Tackling the dual burden

Health ministers and delegates from around the Commonwealth convened in Switzerland to discuss the health care challenges of managing both communicable and non-communicable diseases at their annual meeting on the wings of the World Health Assembly.

Due to levels of poverty, lack of education and other social factors, many Common­wealth member states classified as low- and middle-income countries are particularly affected by the dual burden of dealing with communicable diseases – such as HIV/ AIDS and tuberculosis – and the steep rise of non-communicable diseases (NCDs) – cardiovascular conditions, cancers and diabetes, among others. The theme of this year’s Commonwealth Health Ministers Meeting, on the eve of the 65th World Health Assembly in Geneva, looked at how lessons learned from tackling communica­ble diseases in these countries can be ap­plied to the growing threat of NCDs across the Commonwealth.

Opening the annual meeting on 20 May, Commonwealth Deputy Secretary-General Ransford Smith said, “Many health sys­tems in the Commonwealth operate under enormous constraints. In many instances, they are structured only to deal with com­municable diseases generally, and thus are not optimally equipped to deal with non-communicable diseases.”

These low- and middle-income countries account for approximately 80 percent of reported deaths by NCDs globally – kill­ing 35 million people worldwide each year. Smith continued, “To better respond to both communicable and non-communicable dis­eases will require improved understand­ing of these diseases as well as improved reporting and surveillance so as to direct health care resources to where they are most needed.” Ministers were optimistic that many countries can build on lessons learned from dealing with communicable diseases when integrating NCD treatment into existing health services.

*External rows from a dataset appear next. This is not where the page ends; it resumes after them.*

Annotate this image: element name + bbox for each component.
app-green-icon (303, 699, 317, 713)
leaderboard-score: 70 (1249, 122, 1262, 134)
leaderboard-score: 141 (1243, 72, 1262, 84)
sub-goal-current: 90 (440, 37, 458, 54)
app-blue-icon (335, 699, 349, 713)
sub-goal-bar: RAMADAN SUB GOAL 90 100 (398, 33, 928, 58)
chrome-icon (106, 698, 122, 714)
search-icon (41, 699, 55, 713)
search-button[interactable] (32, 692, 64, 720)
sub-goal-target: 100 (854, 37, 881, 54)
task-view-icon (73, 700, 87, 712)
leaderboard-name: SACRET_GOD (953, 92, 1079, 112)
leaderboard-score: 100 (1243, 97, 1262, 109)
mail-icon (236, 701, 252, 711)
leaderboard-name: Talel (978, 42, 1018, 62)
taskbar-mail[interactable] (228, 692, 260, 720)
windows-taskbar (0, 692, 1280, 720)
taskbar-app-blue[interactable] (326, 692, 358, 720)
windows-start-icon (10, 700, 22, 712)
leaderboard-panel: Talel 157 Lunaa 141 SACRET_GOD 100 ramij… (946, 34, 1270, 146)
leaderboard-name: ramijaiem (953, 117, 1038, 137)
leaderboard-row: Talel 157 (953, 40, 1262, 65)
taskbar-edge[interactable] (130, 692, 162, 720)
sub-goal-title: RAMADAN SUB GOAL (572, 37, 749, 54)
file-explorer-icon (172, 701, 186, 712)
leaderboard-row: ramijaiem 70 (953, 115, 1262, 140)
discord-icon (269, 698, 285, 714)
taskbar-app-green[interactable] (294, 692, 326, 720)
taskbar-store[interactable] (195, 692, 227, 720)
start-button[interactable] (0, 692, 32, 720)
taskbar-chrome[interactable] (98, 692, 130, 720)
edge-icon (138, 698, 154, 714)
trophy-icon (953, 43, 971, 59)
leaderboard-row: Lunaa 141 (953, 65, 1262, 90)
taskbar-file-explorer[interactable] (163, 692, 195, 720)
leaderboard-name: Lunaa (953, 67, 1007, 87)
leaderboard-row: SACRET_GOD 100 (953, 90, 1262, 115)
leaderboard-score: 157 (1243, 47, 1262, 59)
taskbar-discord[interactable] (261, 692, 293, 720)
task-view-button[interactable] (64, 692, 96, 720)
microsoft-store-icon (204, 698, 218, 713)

Health ministers heard from Professor Sir Michael Marmot, Director of the Inter­national Institute for Society and Health, UK, as well as delegates from Australia, Nigeria, Pakistan and Tanzania who shared their countries’ experiences of manag­ing both types of diseases. The speakers discussed the role of culture in affecting people’s behaviour and attitudes towards their health, and the common causes behind these illnesses which are rooted in social factors such as income, education, social status and living conditions. For example, bad housing can lead to poor ventilation and the development of tuberculosis – a communicable disease. At the same time, the same living conditions can mean fewer open spaces for exercise, resulting in obe-sity and, potentially, diabetes – an NCD.

Ministers called for the integration of health systems to address both communi­cable and non-communicable diseases, and to respond to the growing prevalence of the latter. Stressing the need for better national leadership of state-owned and managed strategies and programmes, high-level ad­vocacy, partnerships between organisations and community and resource mobilisation, delegates also examined how various pro­grammes currently used to treat communi­cable diseases could also be used to tackle NCDs. For example, using mobile counsel­ling and treatment facilities to deliver mes­sages and monitor for risk factors during treatment for communicable diseases.

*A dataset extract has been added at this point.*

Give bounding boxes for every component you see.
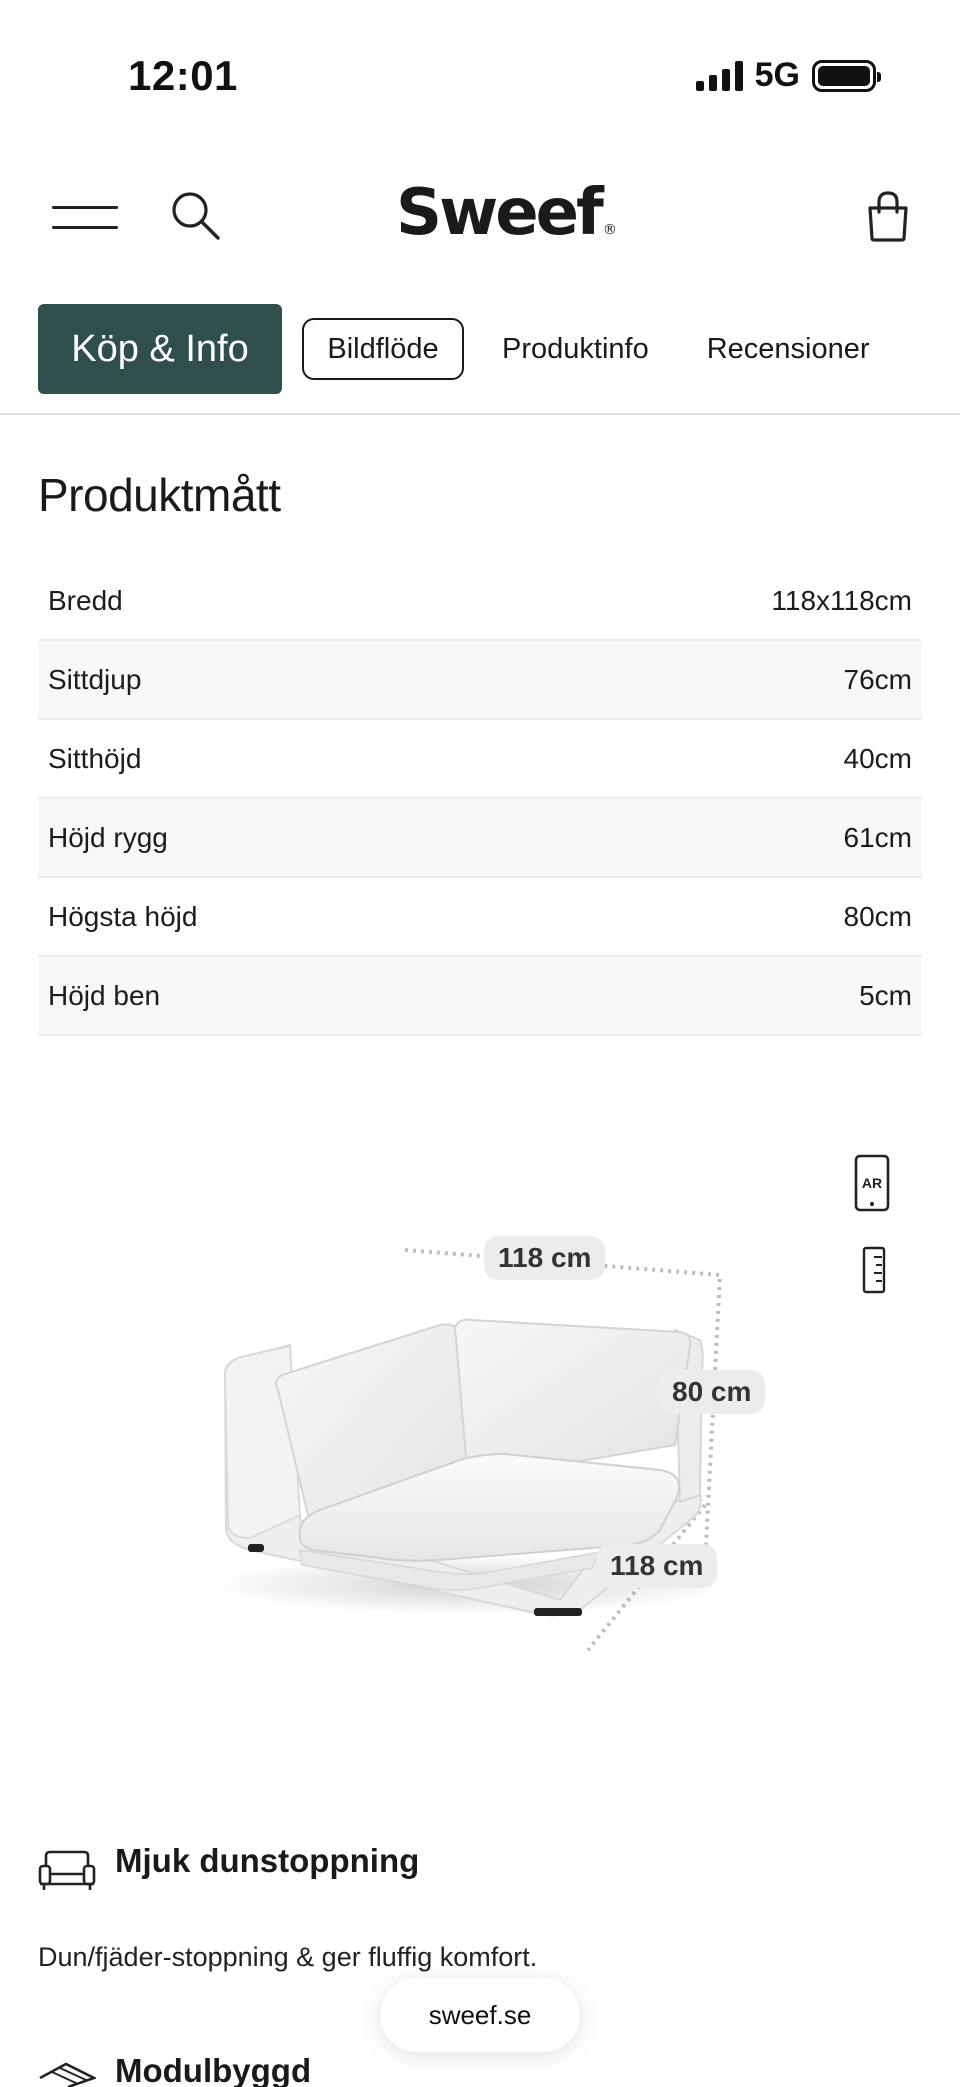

Underlining the urgency of the problem, Dr Mwele Ntuli Malecela, Director Gen­eral of the National Institute for Medical Research, Tanzania, warned that the Mil­lennium Development Goals (MDGs) for 2015 could not be reached without also addressing the increasing threat of NCDs. With the MDG deadline fast approaching, the Health Ministers Meeting stressed the importance of recognising the link between communicable and non-communicable dis­eases, and to use this knowledge to combat the dual burden of disease spreading across the Commonwealth.